Adolf Todtenhaupt dutifully fetched it, and Petersen received a mark for dishonesty which effectually demolished his chances of being sent up at Easter. “You are the shame of the class,” said Dr. Mantelsack.
Petersen sat down. He was condemned. His neighbour avoided contact with him. Every one looked at him with a mixture of pity, aversion, and disgust. He had fallen, utterly and completely, because he had been found out. There was but one opinion as to Petersen, and that was that he was, in very truth, the shame of the class. They recognized and accepted his fall, as they had the rise of Timm and Buddenbrook and the unhappy Mumme’s mischance. And Petersen did too.
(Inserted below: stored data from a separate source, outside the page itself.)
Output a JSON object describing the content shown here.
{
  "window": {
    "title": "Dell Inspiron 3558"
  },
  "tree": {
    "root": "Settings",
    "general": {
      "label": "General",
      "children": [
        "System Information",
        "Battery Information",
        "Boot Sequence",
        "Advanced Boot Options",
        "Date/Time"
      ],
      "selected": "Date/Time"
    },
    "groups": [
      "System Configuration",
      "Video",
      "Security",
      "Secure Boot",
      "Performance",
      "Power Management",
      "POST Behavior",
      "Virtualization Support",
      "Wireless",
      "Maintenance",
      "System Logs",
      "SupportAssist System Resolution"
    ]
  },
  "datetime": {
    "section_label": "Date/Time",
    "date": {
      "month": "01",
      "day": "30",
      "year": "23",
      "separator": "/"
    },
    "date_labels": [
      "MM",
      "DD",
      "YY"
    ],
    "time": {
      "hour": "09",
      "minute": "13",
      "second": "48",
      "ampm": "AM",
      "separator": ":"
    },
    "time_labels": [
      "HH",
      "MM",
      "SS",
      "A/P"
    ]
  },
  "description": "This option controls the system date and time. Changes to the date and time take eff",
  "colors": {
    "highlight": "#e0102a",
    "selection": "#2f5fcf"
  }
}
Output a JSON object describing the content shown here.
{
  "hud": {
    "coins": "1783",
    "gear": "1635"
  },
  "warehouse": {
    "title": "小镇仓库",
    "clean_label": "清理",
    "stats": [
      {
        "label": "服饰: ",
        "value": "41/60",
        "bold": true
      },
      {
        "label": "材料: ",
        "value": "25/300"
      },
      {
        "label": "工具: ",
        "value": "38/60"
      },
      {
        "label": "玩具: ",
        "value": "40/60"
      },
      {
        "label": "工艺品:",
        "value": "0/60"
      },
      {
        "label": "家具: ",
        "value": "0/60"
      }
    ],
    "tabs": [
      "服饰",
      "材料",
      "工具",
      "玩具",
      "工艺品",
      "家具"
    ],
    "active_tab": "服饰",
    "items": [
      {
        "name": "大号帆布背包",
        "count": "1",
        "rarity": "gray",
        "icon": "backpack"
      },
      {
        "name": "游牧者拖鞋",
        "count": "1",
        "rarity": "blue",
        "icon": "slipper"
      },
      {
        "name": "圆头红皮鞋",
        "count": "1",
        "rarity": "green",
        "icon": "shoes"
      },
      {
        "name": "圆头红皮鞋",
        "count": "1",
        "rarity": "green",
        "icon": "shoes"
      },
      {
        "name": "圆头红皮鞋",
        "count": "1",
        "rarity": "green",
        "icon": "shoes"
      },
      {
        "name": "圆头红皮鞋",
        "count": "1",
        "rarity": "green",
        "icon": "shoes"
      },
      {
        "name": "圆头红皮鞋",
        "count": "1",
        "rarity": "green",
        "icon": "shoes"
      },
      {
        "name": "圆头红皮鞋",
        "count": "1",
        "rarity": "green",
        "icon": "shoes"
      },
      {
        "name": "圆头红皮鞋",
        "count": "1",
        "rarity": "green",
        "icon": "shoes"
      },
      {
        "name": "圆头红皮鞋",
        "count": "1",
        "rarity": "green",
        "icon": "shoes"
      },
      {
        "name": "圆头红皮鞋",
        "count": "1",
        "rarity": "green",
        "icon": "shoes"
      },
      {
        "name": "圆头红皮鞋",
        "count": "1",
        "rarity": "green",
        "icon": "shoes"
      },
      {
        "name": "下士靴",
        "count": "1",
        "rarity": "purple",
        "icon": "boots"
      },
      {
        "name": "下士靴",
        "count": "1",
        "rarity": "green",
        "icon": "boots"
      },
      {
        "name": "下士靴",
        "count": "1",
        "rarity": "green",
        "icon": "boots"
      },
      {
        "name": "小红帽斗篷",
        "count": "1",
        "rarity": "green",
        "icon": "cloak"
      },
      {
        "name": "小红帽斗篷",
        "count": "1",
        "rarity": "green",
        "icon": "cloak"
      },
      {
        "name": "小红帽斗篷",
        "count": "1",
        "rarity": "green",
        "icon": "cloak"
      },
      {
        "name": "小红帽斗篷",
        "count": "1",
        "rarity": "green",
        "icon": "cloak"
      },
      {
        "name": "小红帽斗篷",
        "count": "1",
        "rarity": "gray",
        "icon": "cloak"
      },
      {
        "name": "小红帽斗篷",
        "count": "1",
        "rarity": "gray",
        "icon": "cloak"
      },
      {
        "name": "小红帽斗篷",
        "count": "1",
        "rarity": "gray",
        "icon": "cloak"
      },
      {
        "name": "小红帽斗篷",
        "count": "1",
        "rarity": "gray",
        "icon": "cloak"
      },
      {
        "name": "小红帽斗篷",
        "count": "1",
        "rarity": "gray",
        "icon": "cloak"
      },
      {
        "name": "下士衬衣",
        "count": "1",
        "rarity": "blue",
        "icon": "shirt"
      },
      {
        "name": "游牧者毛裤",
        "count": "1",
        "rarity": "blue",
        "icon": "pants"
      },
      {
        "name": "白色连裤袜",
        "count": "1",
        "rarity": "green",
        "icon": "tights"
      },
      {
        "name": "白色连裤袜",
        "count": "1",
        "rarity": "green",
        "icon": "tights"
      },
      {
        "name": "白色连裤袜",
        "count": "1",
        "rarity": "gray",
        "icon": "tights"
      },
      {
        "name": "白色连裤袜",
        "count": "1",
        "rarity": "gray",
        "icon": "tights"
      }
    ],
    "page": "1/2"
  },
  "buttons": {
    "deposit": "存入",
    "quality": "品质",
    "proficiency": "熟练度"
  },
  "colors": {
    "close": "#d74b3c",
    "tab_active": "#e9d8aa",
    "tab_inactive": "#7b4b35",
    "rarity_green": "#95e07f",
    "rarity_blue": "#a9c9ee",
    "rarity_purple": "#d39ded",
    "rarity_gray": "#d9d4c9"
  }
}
Thus most of this class of twenty-five young folk, being of sound and strong constitution, armed and prepared to wage the battle of life as it is, took things just as they found them, and did not at this moment feel any offence or uneasiness. Everything seemed to them to be quite in order. But one pair of eyes, little Johann’s, which stared gloomily at a point on Hans Hermann Kilian’s broad back, were filled, in their blue-shadowed depths, with abhorrence, fear, and revulsion. The lesson went on. Dr. Mantelsack called on somebody, anybody—he had lost all desire to test any one. And after Adolf Todtenhaupt, another pupil, who was but moderately prepared, and did not even know what “patula Jovis arbore” meant, had been called on, Buddenbrook had to say it. He said it in a low voice, without looking up, because Dr. Mantelsack asked him, and he received a nod of the head for the answer.
And now that the performance of the pupils was over, the lesson had lost all interest. Dr. Mantelsack had one of the best scholars read at his own sweet will, and listened just as little as the twenty-four others, who began to get ready for the next class. This one was finished, in effect. No one could be marked on it, nor his interest or industry judged. And the bell would soon ring. It did ring. It rang for Hanno, and he had received a nod of approbation. Thus it was.
“Well!” said Kai to Hanno, as they walked down the Gothic corridor with their classmates, to go to the chemistry class, “what do you say now about the brow of Caesar? You had wonderful luck!”
“I feel sick, Kai,” said little Johann, “I don’t like that kind of luck. It makes me sick.” Kai knew he would have felt the same in Hanno’s place.
The chemistry hall was a vaulted chamber like an amphitheatre with benches rising in tiers, a long table for the experiments, and two glass cases of phials. The air in the classroom had grown very hot and heavy again; but here it was saturated with an odour of sulphuretted hydrogen from a just-completed experiment, and smelled abominable. Kai flung up the window and then stole Adolf Todtenhaupt’s copy-book and began in great haste to copy down the lesson for the day. Hanno and several others did the same. This occupied the entire pause till the bell rang, and Dr. Marotzke came in.